Nick - Well, I think historically, people have thought of chromatin as a very static structure, but this is probably a reflection of the techniques people have used. Historically, people have used microscopy to look a lot of these processes, but microscopy is used on samples that have been fixed, so they're sort of static samples.
Kat - They're dead stuff basically.
Nick - Essentially, but what we have found now is that using a lot of new techniques that actually a lot of the proteins in the cell as you say are very, very dynamic. And we need to think of the organisation of DNA and its packaging in the cell as a very dynamic process that's constantly responding to for example, gene transcription or DNA replication or just other external stimuli from outside that the cell needs to respond to so it can express certain genes. So, it's very important for us to develop new techniques to actually look at these dynamic processes as they're actually occurring in living cells.
Kat - So, tell me a bit about the work that you're doing, how are you trying to unravel this complicated problem?
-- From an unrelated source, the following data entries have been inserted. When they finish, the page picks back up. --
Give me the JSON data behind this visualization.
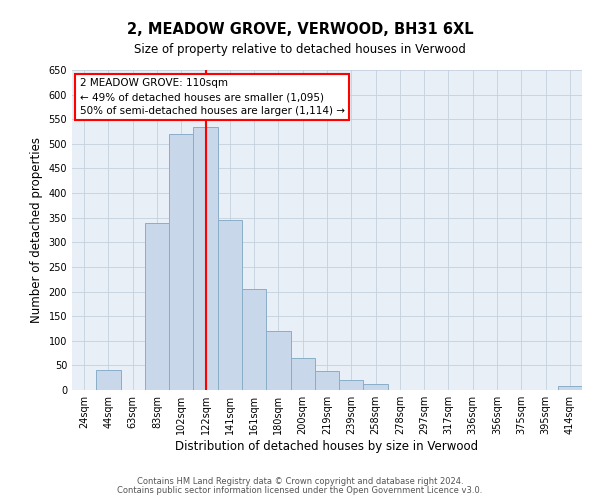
{
  "title": "2, MEADOW GROVE, VERWOOD, BH31 6XL",
  "subtitle": "Size of property relative to detached houses in Verwood",
  "xlabel": "Distribution of detached houses by size in Verwood",
  "ylabel": "Number of detached properties",
  "bar_labels": [
    "24sqm",
    "44sqm",
    "63sqm",
    "83sqm",
    "102sqm",
    "122sqm",
    "141sqm",
    "161sqm",
    "180sqm",
    "200sqm",
    "219sqm",
    "239sqm",
    "258sqm",
    "278sqm",
    "297sqm",
    "317sqm",
    "336sqm",
    "356sqm",
    "375sqm",
    "395sqm",
    "414sqm"
  ],
  "bar_values": [
    0,
    40,
    0,
    340,
    520,
    535,
    345,
    205,
    120,
    65,
    38,
    20,
    13,
    0,
    0,
    0,
    0,
    0,
    0,
    0,
    8
  ],
  "bar_color": "#c8d8ea",
  "bar_edge_color": "#8aaec8",
  "red_line_bin_index": 5,
  "ylim": [
    0,
    650
  ],
  "yticks": [
    0,
    50,
    100,
    150,
    200,
    250,
    300,
    350,
    400,
    450,
    500,
    550,
    600,
    650
  ],
  "annotation_box_text_line1": "2 MEADOW GROVE: 110sqm",
  "annotation_box_text_line2": "← 49% of detached houses are smaller (1,095)",
  "annotation_box_text_line3": "50% of semi-detached houses are larger (1,114) →",
  "footer_line1": "Contains HM Land Registry data © Crown copyright and database right 2024.",
  "footer_line2": "Contains public sector information licensed under the Open Government Licence v3.0.",
  "background_color": "#ffffff",
  "plot_bg_color": "#e8eff7",
  "grid_color": "#c5d0de",
  "title_fontsize": 10.5,
  "subtitle_fontsize": 8.5,
  "tick_fontsize": 7.0,
  "axis_label_fontsize": 8.5,
  "footer_fontsize": 6.0,
  "annotation_fontsize": 7.5
}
Nick - So, my lab is really interested in looking at the structure of DNA and how DNA is then folded into the sort of fundamental chromatin fibres. So, we've spent quite a lot of time looking at the structure of these chromatin fibres in cells using a combination of sort of biophysical techniques and very high resolution imaging. And what we find is that in different parts of the genome, these chromatin fibres have slightly different structures. What we've been doing recently which is very interesting is to actually look at the structure of DNA in cells and there's really so much still we don't know about it.
For example, we know the structure of DNA in a test tube on the lab bench, but we don't really have an idea of the structure of DNA actually inside the cells. So, what my lab has been doing over the last few years is try and develop new techniques for analysing the structure of the DNA whilst it's still in the cell. And we've recently developed a new sort of molecular probe that can distinguish between DNA that has a very twisted structure and DNA that has a less twisted structure. And we are able to show that the genome is actually organised into large domains of twist and I think this is something really very interesting that we're going to carry on studying.
Kat - You mentioned earlier that there are some human diseases where there are problems with the helicases that twist up DNA and the topoisomerases that untangle them. Do you think that DNA twisting could be important in some other human diseases?
Nick - Yes, I think absolutely. For example, in diseases like cancer, you find that topoisomerase enzymes are often upregulated and what we imagine is that this might have an effect on the DNA structure so that maybe the chromatin is not packaged properly and it enables other genes to be misregulated. And cancer really is a disease of gene misregulation. And if you start messing around with the proteins that are responsible for packaging the genome properly then chances are, then genes will be expressed at the wrong time and in the wrong cell type. And that really could be a very important initial cause of cancer and might also well be important in the evolution of diseases like cancer.
Kat - That was Dr. Nick Gilbert from the MRC Human Genetics Unit in Edinburgh.